GhostX9 writes "Tom's Hardware's continuing series on computing security has an interview with Adam Barth and Collin Jackson, members of Stanford University's Web Security Group and members of the team that developed Chromium, the open-source core behind Google Chrome. The interview goes into detail regarding the sandboxing approach unique to Chromium, comparisons between the browser and its competition, and web security in general."

5 of 109 comments (clear)

  1. Re:Good by mhousser · · Score: 5, Informative

    I love the interface! What I don't love, however, are the millions of ads that I forgot existed. I'll move to Chrome the minute it supports plugins and AdBlocker is ported to it. Chrome's plugin API will be finished later this year.

  2. Re:Good by Anonymous Coward · · Score: 5, Informative

    It supports greasemonkey scripts if you append --enable-user-scripts to its shortcut. And theres a script for it that works exactly like adblock.

  3. Re:Good by cryptoluddite · · Score: 3, Informative

    Chromifox makes firefox look a lot like Chrome. Chrome is a nice toy, but it's UI is pretty lacking when you want to do something like maximize screen space on a 1024x600 screen.

  4. Re:Google Main Page Says To Use Chrome Only In IE by Anonymous Coward · · Score: 5, Informative

    I am sorry but that's incorrect. Firefox uses a local database of suspicious URLs that is updated every 30 min. URLs are never send to Google, Google sends suspicious URLs to Firefox.

    The functionality you describe was optional in older versions of Firefox (to eliminate the max 30 min. delay for ultra paranoid people) but was removed on request of Google because it caused them too much load.

  5. Re:Good by asdf7890 · · Score: 4, Informative

    OK, let's here it: why is user scripting a security hole?

    With early versions of GreaseMonkey, the way the user scripts were applied to pages would allow the page to affect easily the GM in ways that could lead to cross-site attack vectors.

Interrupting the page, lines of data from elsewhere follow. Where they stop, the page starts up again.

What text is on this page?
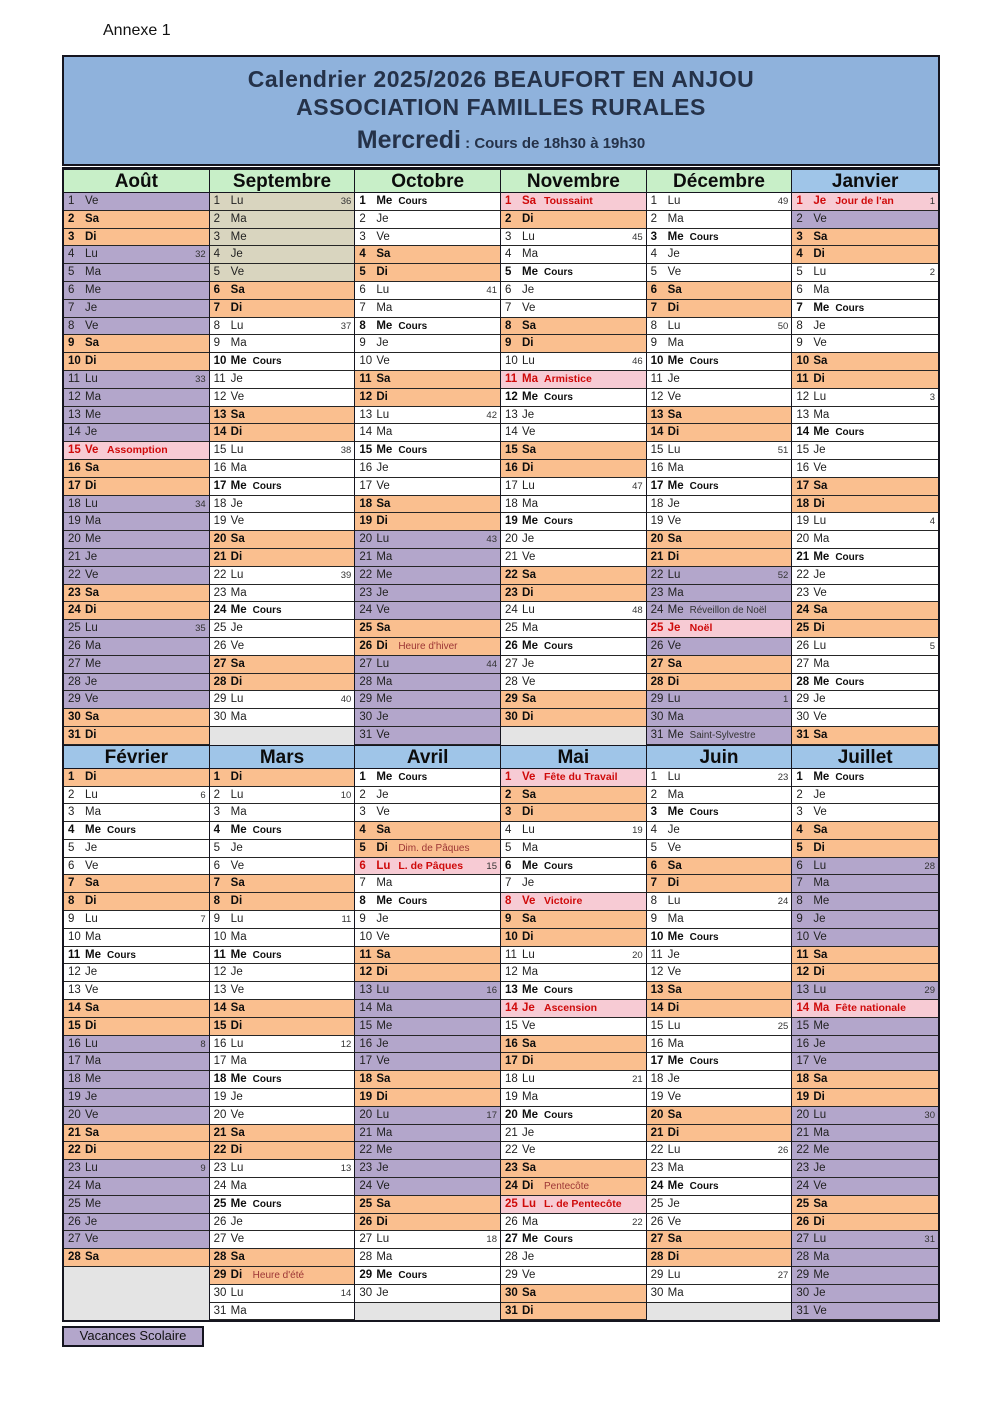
Annexe 1
Calendrier 2025/2026 BEAUFORT EN ANJOU
ASSOCIATION FAMILLES RURALES
Mercredi : Cours de 18h30 à 19h30
Août
1 Ve
2 Sa
3 Di
4 Lu	32
5 Ma
6 Me
7 Je
8 Ve
9 Sa
10 Di
11 Lu	33
12 Ma
13 Me
14 Je
15 Ve Assomption
16 Sa
17 Di
18 Lu	34
19 Ma
20 Me
21 Je
22 Ve
23 Sa
24 Di
25 Lu	35
26 Ma
27 Me
28 Je
29 Ve
30 Sa
31 Di
Septembre
1 Lu	36
2 Ma
3 Me
4 Je
5 Ve
6 Sa
7 Di
8 Lu	37
9 Ma
10 Me Cours
11 Je
12 Ve
13 Sa
14 Di
15 Lu	38
16 Ma
17 Me Cours
18 Je
19 Ve
20 Sa
21 Di
22 Lu	39
23 Ma
24 Me Cours
25 Je
26 Ve
27 Sa
28 Di
29 Lu	40
30 Ma
Octobre
1 Me Cours
2 Je
3 Ve
4 Sa
5 Di
6 Lu	41
7 Ma
8 Me Cours
9 Je
10 Ve
11 Sa
12 Di
13 Lu	42
14 Ma
15 Me Cours
16 Je
17 Ve
18 Sa
19 Di
20 Lu	43
21 Ma
22 Me
23 Je
24 Ve
25 Sa
26 Di Heure d'hiver
27 Lu	44
28 Ma
29 Me
30 Je
31 Ve
Novembre
1 Sa Toussaint
2 Di
3 Lu	45
4 Ma
5 Me Cours
6 Je
7 Ve
8 Sa
9 Di
10 Lu	46
11 Ma Armistice
12 Me Cours
13 Je
14 Ve
15 Sa
16 Di
17 Lu	47
18 Ma
19 Me Cours
20 Je
21 Ve
22 Sa
23 Di
24 Lu	48
25 Ma
26 Me Cours
27 Je
28 Ve
29 Sa
30 Di
Décembre
1 Lu	49
2 Ma
3 Me Cours
4 Je
5 Ve
6 Sa
7 Di
8 Lu	50
9 Ma
10 Me Cours
11 Je
12 Ve
13 Sa
14 Di
15 Lu	51
16 Ma
17 Me Cours
18 Je
19 Ve
20 Sa
21 Di
22 Lu	52
23 Ma
24 Me Réveillon de Noël
25 Je Noël
26 Ve
27 Sa
28 Di
29 Lu	1
30 Ma
31 Me Saint-Sylvestre
Janvier
1 Je Jour de l'an	1
2 Ve
3 Sa
4 Di
5 Lu	2
6 Ma
7 Me Cours
8 Je
9 Ve
10 Sa
11 Di
12 Lu	3
13 Ma
14 Me Cours
15 Je
16 Ve
17 Sa
18 Di
19 Lu	4
20 Ma
21 Me Cours
22 Je
23 Ve
24 Sa
25 Di
26 Lu	5
27 Ma
28 Me Cours
29 Je
30 Ve
31 Sa
Février
1 Di
2 Lu	6
3 Ma
4 Me Cours
5 Je
6 Ve
7 Sa
8 Di
9 Lu	7
10 Ma
11 Me Cours
12 Je
13 Ve
14 Sa
15 Di
16 Lu	8
17 Ma
18 Me
19 Je
20 Ve
21 Sa
22 Di
23 Lu	9
24 Ma
25 Me
26 Je
27 Ve
28 Sa
Mars
1 Di
2 Lu	10
3 Ma
4 Me Cours
5 Je
6 Ve
7 Sa
8 Di
9 Lu	11
10 Ma
11 Me Cours
12 Je
13 Ve
14 Sa
15 Di
16 Lu	12
17 Ma
18 Me Cours
19 Je
20 Ve
21 Sa
22 Di
23 Lu	13
24 Ma
25 Me Cours
26 Je
27 Ve
28 Sa
29 Di Heure d'été
30 Lu	14
31 Ma
Avril
1 Me Cours
2 Je
3 Ve
4 Sa
5 Di Dim. de Pâques
6 Lu L. de Pâques 15
7 Ma
8 Me Cours
9 Je
10 Ve
11 Sa
12 Di
13 Lu	16
14 Ma
15 Me
16 Je
17 Ve
18 Sa
19 Di
20 Lu	17
21 Ma
22 Me
23 Je
24 Ve
25 Sa
26 Di
27 Lu	18
28 Ma
29 Me Cours
30 Je
Mai
1 Ve Fête du Travail
2 Sa
3 Di
4 Lu	19
5 Ma
6 Me Cours
7 Je
8 Ve Victoire
9 Sa
10 Di
11 Lu	20
12 Ma
13 Me Cours
14 Je Ascension
15 Ve
16 Sa
17 Di
18 Lu	21
19 Ma
20 Me Cours
21 Je
22 Ve
23 Sa
24 Di Pentecôte
25 Lu L. de Pentecôte
26 Ma	22
27 Me Cours
28 Je
29 Ve
30 Sa
31 Di
Juin
1 Lu	23
2 Ma
3 Me Cours
4 Je
5 Ve
6 Sa
7 Di
8 Lu	24
9 Ma
10 Me Cours
11 Je
12 Ve
13 Sa
14 Di
15 Lu	25
16 Ma
17 Me Cours
18 Je
19 Ve
20 Sa
21 Di
22 Lu	26
23 Ma
24 Me Cours
25 Je
26 Ve
27 Sa
28 Di
29 Lu	27
30 Ma
Juillet
1 Me Cours
2 Je
3 Ve
4 Sa
5 Di
6 Lu	28
7 Ma
8 Me
9 Je
10 Ve
11 Sa
12 Di
13 Lu	29
14 Ma Fête nationale
15 Me
16 Je
17 Ve
18 Sa
19 Di
20 Lu	30
21 Ma
22 Me
23 Je
24 Ve
25 Sa
26 Di
27 Lu	31
28 Ma
29 Me
30 Je
31 Ve
Vacances Scolaire
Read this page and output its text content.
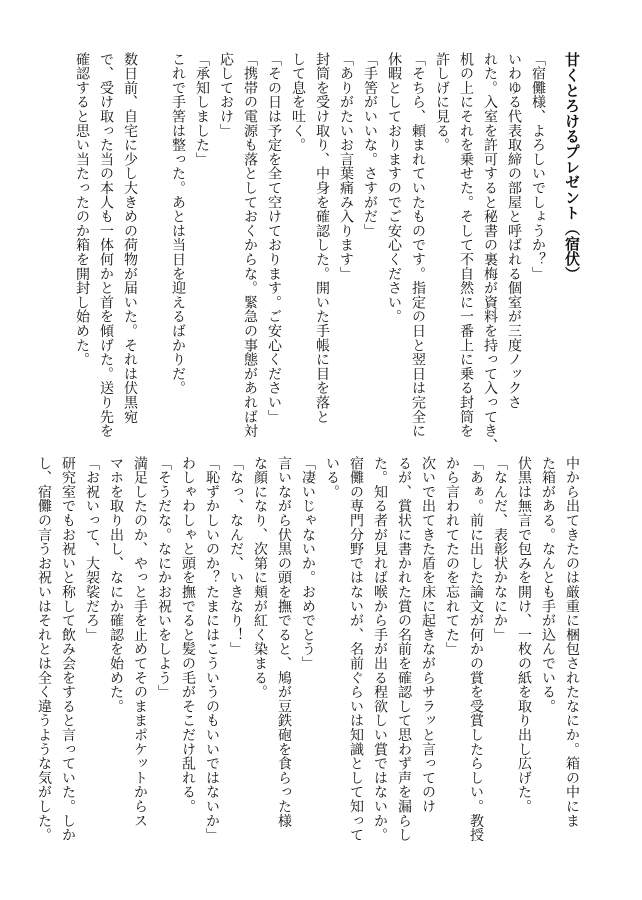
甘くとろけるプレゼント（宿伏）
「宿儺様、よろしいでしょうか？」
いわゆる代表取締の部屋と呼ばれる個室が三度ノックさ
れた。入室を許可すると秘書の裏梅が資料を持って入ってき、
机の上にそれを乗せた。そして不自然に一番上に乗る封筒を
許しげに見る。
「そちら、頼まれていたものです。指定の日と翌日は完全に
休暇としておりますのでご安心ください。
「手筈がいいな。さすがだ」
「ありがたいお言葉痛み入ります」
封筒を受け取り、中身を確認した。開いた手帳に目を落と
して息を吐く。
「その日は予定を全て空けております。ご安心ください」
「携帯の電源も落としておくからな。緊急の事態があれば対
応しておけ」
「承知しました」
これで手筈は整った。あとは当日を迎えるばかりだ。
数日前、自宅に少し大きめの荷物が届いた。それは伏黒宛
で、受け取った当の本人も一体何かと首を傾げた。送り先を
確認すると思い当たったのか箱を開封し始めた。
中から出てきたのは厳重に梱包されたなにか。箱の中にま
た箱がある。なんとも手が込んでいる。
伏黒は無言で包みを開け、一枚の紙を取り出し広げた。
「なんだ、表彰状かなにか」
「あぁ。前に出した論文が何かの賞を受賞したらしい。教授
から言われてたのを忘れてた」
次いで出てきた盾を床に起きながらサラッと言ってのけ
るが、賞状に書かれた賞の名前を確認して思わず声を漏らし
た。知る者が見れば喉から手が出る程欲しい賞ではないか。
宿儺の専門分野ではないが、名前ぐらいは知識として知って
いる。
「凄いじゃないか。おめでとう」
言いながら伏黒の頭を撫でると、鳩が豆鉄砲を食らった様
な顔になり、次第に頬が紅く染まる。
「なっ、なんだ、いきなり！」
「恥ずかしいのか？たまにはこういうのもいいではないか」
わしゃわしゃと頭を撫でると髪の毛がそこだけ乱れる。
「そうだな。なにかお祝いをしよう」
満足したのか、やっと手を止めてそのままポケットからス
マホを取り出し、なにか確認を始めた。
「お祝いって、大袈裟だろ」
研究室でもお祝いと称して飲み会をすると言っていた。しか
し、宿儺の言うお祝いはそれとは全く違うような気がした。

    That is why GM had a fairly complete redesign around the middle of 2005, remove the issue(s) that affected all scripts, but individual scripts can still be vulnerable depending on their design - hence you should be careful not to let a script apply globally for security reasons as well as efficiency ones. For a decent description of the problems with earlier GM versions and problems that you can still create for yourself in the latest versions, this article does a decent job.

    The other major problem with user scripting is using scripts from other sources without performing an exhaustive code review first. How do you know that the script you have just enabled isn't subject to one of the flaws? How do you know it isn't intentionally malicious? There have been several cases of this in the past, hence the warning message before you add a script to GM in recent versions and the warning message that appeared on userscipts.org for some time (as malicious scripts were found in their archive).

    Like many things, user scripting isn't a problem if both programmers and users are educated, careful and care. There lies the problem.

    I use GM myself, with scripts of my own devising or those from elsewhere that I have sufficiently reviewed, but I would not recommend it (or equivalents) to the general populous as they do not need any further ways to dig themselves into a malware riddled hole.